Successfully reading Herculaneum scrolls could trigger a new “renaissance of classical antiquity,” says Gregory Heyworth, a medievalist at the University of Rochester in New York. He points out that virtual unwrapping could be applied to countless other texts. In Western Europe alone, he estimates, there are tens of thousands of manuscripts dating from before A.D. 1500—from carbonized scrolls to book covers made from older, glued-together pages—that could benefit from such imaging.
“We’d change the canon,” Heyworth says. “I think the next generation is going to have a very different picture of antiquity.”

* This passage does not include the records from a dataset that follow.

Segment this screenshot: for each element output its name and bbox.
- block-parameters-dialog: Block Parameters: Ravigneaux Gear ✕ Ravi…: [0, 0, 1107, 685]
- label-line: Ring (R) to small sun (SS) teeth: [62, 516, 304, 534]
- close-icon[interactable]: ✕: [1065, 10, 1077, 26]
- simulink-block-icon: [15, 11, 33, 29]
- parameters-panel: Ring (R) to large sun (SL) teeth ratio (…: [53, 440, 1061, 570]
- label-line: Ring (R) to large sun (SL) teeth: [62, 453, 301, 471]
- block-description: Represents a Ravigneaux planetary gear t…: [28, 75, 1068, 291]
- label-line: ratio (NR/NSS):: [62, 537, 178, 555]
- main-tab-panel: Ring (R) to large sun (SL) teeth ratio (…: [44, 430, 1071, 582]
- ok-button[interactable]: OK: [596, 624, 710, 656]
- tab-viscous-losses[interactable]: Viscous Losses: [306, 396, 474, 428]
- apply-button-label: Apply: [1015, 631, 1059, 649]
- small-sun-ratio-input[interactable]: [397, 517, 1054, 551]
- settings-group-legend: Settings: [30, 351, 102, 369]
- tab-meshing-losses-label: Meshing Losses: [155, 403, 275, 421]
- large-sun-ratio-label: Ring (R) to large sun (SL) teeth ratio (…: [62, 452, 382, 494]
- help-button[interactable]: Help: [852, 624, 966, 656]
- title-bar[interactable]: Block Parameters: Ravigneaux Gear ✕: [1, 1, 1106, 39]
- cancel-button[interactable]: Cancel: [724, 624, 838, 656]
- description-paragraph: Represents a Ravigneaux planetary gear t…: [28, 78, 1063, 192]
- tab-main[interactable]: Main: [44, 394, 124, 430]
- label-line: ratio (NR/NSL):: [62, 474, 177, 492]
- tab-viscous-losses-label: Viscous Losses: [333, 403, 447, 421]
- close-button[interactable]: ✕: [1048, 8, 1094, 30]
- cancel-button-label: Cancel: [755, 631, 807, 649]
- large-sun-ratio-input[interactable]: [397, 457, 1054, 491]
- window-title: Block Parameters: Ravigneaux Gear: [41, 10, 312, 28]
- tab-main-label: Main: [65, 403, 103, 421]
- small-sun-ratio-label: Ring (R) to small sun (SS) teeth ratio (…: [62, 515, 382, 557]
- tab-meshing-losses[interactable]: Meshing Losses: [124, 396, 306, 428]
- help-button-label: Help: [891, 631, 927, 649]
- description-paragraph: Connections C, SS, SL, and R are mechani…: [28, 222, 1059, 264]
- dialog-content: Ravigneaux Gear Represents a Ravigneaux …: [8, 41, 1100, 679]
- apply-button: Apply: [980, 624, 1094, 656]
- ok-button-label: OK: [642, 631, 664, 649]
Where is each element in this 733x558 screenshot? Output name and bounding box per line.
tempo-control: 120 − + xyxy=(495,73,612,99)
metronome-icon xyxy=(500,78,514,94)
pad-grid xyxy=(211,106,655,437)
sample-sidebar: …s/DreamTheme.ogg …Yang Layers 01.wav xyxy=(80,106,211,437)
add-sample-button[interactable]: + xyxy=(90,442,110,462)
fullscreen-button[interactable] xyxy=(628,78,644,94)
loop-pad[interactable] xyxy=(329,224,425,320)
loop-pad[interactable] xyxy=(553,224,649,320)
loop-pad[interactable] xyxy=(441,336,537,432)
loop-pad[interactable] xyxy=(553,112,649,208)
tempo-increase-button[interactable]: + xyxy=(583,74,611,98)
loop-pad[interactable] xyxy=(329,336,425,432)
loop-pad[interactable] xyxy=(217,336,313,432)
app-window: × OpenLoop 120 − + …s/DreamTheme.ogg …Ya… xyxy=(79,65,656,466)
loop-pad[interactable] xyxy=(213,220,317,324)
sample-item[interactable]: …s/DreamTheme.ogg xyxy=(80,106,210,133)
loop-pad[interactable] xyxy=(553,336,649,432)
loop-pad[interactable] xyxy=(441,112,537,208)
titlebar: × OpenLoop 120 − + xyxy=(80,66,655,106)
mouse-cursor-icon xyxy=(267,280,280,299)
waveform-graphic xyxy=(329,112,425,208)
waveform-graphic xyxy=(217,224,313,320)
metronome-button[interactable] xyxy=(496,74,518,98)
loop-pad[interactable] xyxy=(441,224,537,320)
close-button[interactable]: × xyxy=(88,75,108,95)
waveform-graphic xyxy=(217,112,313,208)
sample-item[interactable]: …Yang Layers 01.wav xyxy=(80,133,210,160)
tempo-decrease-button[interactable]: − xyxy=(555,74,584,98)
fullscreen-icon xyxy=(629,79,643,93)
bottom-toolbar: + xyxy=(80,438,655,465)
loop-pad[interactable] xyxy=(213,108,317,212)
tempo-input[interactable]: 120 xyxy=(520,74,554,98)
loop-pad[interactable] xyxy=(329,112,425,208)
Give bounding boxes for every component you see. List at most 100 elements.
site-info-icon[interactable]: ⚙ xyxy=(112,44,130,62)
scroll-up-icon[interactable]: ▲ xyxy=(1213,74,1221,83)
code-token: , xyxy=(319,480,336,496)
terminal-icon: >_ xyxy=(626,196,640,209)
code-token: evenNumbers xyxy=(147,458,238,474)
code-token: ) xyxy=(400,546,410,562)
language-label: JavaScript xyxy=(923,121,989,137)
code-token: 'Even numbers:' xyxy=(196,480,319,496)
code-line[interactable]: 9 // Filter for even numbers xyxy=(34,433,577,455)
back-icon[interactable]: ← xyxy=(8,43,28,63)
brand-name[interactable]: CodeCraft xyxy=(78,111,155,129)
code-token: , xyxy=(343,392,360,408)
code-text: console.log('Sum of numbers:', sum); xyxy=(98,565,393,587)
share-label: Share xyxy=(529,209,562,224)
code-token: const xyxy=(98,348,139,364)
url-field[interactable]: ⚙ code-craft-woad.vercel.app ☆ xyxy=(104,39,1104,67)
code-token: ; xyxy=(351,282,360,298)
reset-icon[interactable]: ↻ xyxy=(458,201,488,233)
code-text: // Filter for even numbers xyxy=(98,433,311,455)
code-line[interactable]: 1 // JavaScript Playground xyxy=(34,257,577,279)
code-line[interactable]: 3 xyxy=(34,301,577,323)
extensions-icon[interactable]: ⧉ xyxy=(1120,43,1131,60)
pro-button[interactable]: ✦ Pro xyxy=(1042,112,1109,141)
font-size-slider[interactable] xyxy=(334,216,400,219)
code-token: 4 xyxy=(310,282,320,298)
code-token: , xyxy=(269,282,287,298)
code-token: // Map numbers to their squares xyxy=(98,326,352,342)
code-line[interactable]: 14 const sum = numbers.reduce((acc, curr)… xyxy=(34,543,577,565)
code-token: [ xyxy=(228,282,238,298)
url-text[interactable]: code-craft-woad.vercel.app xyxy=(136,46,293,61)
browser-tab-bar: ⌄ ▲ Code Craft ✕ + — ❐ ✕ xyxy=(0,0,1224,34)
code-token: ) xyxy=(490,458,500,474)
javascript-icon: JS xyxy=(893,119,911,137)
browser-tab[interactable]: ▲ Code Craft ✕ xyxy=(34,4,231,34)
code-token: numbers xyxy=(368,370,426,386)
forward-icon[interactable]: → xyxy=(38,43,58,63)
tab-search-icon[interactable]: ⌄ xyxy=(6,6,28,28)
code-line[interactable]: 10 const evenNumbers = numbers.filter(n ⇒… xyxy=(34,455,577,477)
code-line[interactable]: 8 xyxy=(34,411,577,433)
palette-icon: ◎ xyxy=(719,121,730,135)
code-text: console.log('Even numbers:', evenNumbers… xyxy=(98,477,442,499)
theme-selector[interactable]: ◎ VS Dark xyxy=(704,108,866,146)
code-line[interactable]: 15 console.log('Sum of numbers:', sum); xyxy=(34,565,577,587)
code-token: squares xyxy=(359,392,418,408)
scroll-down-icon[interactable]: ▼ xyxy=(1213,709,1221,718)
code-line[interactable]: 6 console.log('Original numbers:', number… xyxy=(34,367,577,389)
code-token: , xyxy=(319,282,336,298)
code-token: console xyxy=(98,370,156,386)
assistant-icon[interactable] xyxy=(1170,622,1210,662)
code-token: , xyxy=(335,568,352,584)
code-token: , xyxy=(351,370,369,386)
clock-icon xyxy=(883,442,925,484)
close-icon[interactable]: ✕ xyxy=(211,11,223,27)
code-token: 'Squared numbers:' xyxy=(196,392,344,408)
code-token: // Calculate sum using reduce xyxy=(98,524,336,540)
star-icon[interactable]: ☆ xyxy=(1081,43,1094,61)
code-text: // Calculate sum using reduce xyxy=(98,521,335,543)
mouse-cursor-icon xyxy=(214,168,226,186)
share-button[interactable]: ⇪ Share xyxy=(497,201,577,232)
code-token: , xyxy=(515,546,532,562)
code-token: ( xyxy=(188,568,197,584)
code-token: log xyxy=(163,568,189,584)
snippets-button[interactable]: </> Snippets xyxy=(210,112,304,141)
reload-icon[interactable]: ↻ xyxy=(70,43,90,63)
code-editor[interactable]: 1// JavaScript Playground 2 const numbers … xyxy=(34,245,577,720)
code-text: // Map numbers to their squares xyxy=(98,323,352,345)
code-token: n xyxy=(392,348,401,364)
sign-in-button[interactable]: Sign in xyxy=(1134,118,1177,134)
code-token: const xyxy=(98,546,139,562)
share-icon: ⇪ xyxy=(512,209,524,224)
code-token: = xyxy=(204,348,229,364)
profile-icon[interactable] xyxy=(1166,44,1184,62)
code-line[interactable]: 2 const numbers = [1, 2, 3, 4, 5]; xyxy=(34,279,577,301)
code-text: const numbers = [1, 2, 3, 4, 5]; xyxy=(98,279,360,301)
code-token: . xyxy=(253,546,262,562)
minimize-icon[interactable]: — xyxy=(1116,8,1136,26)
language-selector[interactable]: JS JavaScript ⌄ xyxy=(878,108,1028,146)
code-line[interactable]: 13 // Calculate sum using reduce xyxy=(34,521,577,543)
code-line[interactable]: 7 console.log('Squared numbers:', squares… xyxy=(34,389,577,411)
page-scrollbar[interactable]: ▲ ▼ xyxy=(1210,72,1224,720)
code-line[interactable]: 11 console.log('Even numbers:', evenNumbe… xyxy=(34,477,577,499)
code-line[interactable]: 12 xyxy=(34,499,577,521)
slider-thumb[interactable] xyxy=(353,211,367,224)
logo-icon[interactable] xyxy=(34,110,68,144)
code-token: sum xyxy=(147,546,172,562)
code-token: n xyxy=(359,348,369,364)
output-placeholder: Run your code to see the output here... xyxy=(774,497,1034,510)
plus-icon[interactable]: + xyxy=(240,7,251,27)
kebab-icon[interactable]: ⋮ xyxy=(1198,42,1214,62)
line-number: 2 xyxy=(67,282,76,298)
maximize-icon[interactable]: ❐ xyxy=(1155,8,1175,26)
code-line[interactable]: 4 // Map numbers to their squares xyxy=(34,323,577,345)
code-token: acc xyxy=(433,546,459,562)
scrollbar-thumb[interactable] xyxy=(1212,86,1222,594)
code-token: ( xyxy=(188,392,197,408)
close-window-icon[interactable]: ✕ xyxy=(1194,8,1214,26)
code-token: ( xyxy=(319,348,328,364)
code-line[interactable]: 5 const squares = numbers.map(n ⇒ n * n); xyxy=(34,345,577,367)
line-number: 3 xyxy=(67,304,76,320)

SEALES HAS L ATELY BEEN enhancing his technique, by using artificial intelligence to train his software to recognize subtle differences in texture between papyrus and ink. He plans to combine such machine learning and X-ray fluorescence to produce the clearest possible text. In the future, “it’ll all be automated,” he predicts. “Put it in the scanner and it will all just unfurl.”
Seales is still negotiating with curators in Oxford, Naples and Paris for access to intact scrolls. He has surmounted huge technical hurdles, but the complex political challenge of navigating the gatekeepers, winning beam time at particle accelerators and lining up funding can, very occasionally, puncture his optimism. “How does a guy like me make all that stuff happen all at once?” he said in one such moment. He shrugged and looked around him. “It’s more than a computer scientist is really capable of doing.”
Then belief returned to his wide, hazel eyes. “I refuse to accept that it’s not possible,” he said. “At every turn, there has been something that opened up.” Reading a complete intact scroll at last, he went on, would be “like returning home to your family, who have been waiting all along for you to do the thing you started.”
In the 18th century, scrolls were unwrapped at the rate of a centimeter an hour, using a machine designed by Vatican conservator Antonio Piaggio.
Among the many thousands killed by Vesuvius’ eruption was Pliny the Elder, the ancient world’s greatest naturalist, whose death is depicted in an 1813 painting by Pierre Henri de Valenciennes.